Кеннет Смит фыркнул.

— Тебе придется отдать больше, чем один-единственный левый глаз, — проворчал он. — Да ты отдашь оба глаза, а не один левый, хочешь ты того или нет.

Лед тихонько зазвенел о стенки стакана, когда он, отхлебнув, медленно покачал его в пальцах.

Мы сидели на террасе Земного клуба. Далеко впереди, на горе Афелум, мерцали огни храма Салдабар, где покоились знаменитые кости, почитаемые всем марсианским народом. В долине далеко внизу переливались многоцветные огни Дантана, великого марсианского города, второго по величине на планете и первого по значению межпланетного рынка.

Несколькими милями севернее сияли огромные, вертящиеся сигнальные огни космопорта, одного из самых больших во Вселенной.
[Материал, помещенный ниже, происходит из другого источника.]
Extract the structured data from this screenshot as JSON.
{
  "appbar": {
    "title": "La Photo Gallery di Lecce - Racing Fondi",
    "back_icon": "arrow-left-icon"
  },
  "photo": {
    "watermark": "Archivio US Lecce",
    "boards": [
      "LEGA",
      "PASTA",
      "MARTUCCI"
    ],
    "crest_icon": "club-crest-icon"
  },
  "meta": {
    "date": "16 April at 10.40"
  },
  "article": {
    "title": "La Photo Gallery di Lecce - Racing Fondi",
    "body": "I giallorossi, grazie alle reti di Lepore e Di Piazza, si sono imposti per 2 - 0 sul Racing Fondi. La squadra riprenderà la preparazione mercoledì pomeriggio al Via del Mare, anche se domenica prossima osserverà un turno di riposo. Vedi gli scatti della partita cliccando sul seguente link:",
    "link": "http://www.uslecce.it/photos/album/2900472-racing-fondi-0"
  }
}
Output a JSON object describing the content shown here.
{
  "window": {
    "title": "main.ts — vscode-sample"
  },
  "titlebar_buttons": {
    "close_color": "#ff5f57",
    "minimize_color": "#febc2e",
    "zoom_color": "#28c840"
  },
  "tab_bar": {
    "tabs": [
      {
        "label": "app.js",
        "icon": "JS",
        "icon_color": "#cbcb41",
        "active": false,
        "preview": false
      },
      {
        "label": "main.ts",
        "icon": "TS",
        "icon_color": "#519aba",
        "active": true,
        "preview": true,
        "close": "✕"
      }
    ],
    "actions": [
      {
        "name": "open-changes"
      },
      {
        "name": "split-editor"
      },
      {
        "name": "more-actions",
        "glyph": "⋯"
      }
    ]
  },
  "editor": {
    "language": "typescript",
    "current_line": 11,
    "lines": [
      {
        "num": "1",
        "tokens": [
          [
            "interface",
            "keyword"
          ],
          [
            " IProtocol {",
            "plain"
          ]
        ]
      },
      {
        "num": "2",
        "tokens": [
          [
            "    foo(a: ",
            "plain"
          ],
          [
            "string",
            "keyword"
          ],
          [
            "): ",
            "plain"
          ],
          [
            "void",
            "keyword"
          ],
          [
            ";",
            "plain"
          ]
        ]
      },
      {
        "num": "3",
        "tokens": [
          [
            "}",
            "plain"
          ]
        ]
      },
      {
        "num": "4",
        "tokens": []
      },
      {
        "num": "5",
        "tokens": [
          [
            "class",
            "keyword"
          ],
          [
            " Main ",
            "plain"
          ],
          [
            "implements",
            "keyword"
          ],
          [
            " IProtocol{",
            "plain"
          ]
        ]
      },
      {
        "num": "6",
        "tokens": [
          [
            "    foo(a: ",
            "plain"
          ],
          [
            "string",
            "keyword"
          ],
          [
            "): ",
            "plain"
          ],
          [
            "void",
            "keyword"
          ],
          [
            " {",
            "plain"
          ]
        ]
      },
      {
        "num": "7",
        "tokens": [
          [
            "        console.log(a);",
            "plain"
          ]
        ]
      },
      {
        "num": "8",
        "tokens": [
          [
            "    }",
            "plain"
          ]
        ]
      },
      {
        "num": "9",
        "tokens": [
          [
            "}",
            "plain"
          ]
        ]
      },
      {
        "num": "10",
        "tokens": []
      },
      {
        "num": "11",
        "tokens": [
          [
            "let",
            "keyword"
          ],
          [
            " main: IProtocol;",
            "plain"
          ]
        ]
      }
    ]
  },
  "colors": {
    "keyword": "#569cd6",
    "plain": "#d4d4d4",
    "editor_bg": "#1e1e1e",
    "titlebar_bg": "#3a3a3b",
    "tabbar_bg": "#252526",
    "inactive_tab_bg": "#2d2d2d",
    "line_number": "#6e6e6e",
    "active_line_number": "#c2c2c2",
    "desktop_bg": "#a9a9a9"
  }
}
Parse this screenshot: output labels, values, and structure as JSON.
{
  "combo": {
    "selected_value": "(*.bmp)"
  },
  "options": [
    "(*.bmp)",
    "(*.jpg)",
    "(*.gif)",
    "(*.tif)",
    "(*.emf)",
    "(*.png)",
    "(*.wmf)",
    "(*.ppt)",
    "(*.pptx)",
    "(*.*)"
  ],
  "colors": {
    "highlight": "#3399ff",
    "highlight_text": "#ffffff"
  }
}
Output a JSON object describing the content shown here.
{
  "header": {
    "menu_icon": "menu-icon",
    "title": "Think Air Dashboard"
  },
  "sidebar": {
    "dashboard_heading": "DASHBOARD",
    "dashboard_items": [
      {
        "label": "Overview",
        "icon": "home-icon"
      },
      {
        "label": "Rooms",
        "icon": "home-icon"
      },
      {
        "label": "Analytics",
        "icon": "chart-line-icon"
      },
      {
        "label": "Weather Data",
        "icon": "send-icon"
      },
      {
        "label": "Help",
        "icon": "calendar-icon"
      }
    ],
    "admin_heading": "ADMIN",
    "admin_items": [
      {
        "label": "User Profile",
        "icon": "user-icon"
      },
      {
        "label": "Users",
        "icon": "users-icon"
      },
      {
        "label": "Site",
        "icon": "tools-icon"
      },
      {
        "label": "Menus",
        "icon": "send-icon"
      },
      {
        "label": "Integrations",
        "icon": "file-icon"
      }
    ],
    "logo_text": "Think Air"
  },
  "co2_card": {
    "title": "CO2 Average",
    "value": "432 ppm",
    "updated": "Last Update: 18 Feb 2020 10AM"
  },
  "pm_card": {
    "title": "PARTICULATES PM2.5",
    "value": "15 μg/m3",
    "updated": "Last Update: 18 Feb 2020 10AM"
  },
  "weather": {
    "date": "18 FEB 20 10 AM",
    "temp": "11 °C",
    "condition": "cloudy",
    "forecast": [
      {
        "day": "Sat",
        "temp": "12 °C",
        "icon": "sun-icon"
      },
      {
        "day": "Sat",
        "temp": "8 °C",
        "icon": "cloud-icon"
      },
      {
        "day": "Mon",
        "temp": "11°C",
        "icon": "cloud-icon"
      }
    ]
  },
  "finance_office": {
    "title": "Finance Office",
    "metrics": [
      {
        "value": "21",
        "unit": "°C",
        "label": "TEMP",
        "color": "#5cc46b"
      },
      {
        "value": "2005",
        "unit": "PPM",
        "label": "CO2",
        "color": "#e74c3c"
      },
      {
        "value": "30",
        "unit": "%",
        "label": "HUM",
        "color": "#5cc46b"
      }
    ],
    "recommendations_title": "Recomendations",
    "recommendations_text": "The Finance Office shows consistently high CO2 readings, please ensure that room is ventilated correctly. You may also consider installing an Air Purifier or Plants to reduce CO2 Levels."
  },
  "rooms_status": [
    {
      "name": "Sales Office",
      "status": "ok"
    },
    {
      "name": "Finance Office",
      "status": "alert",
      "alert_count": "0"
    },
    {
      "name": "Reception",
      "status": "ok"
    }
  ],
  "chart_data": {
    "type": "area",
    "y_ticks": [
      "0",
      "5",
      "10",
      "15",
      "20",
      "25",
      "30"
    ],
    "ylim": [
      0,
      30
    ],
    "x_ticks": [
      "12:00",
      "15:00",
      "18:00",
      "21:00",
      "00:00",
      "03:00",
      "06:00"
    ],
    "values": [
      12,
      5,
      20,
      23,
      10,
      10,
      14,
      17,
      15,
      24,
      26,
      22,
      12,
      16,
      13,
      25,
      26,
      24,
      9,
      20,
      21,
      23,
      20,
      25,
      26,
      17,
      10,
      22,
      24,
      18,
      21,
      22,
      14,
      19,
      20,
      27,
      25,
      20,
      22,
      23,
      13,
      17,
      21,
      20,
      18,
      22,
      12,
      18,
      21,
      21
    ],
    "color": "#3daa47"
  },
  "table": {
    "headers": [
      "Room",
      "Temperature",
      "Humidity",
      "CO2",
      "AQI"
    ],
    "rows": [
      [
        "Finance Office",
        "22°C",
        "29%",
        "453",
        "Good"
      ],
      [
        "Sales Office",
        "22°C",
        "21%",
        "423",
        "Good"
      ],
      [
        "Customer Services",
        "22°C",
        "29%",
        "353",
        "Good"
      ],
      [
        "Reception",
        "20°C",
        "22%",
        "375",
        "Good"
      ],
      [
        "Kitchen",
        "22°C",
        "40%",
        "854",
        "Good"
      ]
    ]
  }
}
Гигантские пучки света, сверкающие, пронизывающие сумрак ночи, были различимы даже в сотнях миль над поверхностью планеты, они символизировали маяки, указующие навигаторам путь домой сквозь ледяные глубины космоса.

Это было прекрасное, захватывающее дух зрелище, но моя душа, в общем-то, не была тронута. По террасе ходили и другие люди, они разговаривали, курили, выпивали и наслаждались грандиозностью и красотой панорамы, открывавшейся перед ними. Я, как только мог, старался отвлечься, но не удержался и снова перевел свой взгляд с освещенного ночного города и огней порта на тусклое мерцание храма Салдабар, напоминающего слабый свет лампады. Храм находился на вершине самой высокой горы, одной из немногих сохранившихся гор Красной планеты.

Я обдумывал опасную мысль. Я знал, насколько это гибельно. Для пришельца всегда очень опасно слишком интересоваться святынями чужой расы.

— Да, — неторопливо продолжил мой друг. — Ты отдашь больше, чем левый глаз. Если полезешь в это дело, наверняка лишишься обоих, причем в один миг и самым болезненным образом. Они, например, возьмут и сразу после экзекуции набьют твои глазницы солью. Могут еще и язык тебе отрезать, а могут вообще покромсать на кусочки, а потом испробовать на тебе огонь и кислоту. И когда наконец марсиане соберутся убить тебя — а это рано или поздно непременно случится, — ты будешь по-настоящему рад смерти.

— Да, да. Я и сам давно сделал вывод, — отпарировал я, — что это опасно — пытаться посмотреть на скелет Келл-Рэбина.

— Опасно! Да вернее сказать, это будет чистое самоубийство. Ты не знаешь этих марсиан так, как я. Я их изучил и узнал все, что возможно, об их истории. Ведь меня носило туда-сюда, из космопорта в космопорт, лет десять или даже больше. Отличные люди, если с ними торговать, такие обходительные и вежливые, что лучшего и желать нечего, но у них есть свои подводные камни. Для них табу то, что священно, и самое главное среди этих запретных тем — Келл-Рэбин. Ты это знаешь не хуже меня. Если посмотреть, так они забавные люди. Требуется время, чтобы с ними познакомиться, но они совсем не плохие ребята. Изучай их, любопытствуй, как они живут, но при этом смотри в оба! И вот еще — опасно даже просто произносить имя Келл-Рэбина. Я, например, и не подумаю упоминать о нем там, где марсиане смогут меня услышать.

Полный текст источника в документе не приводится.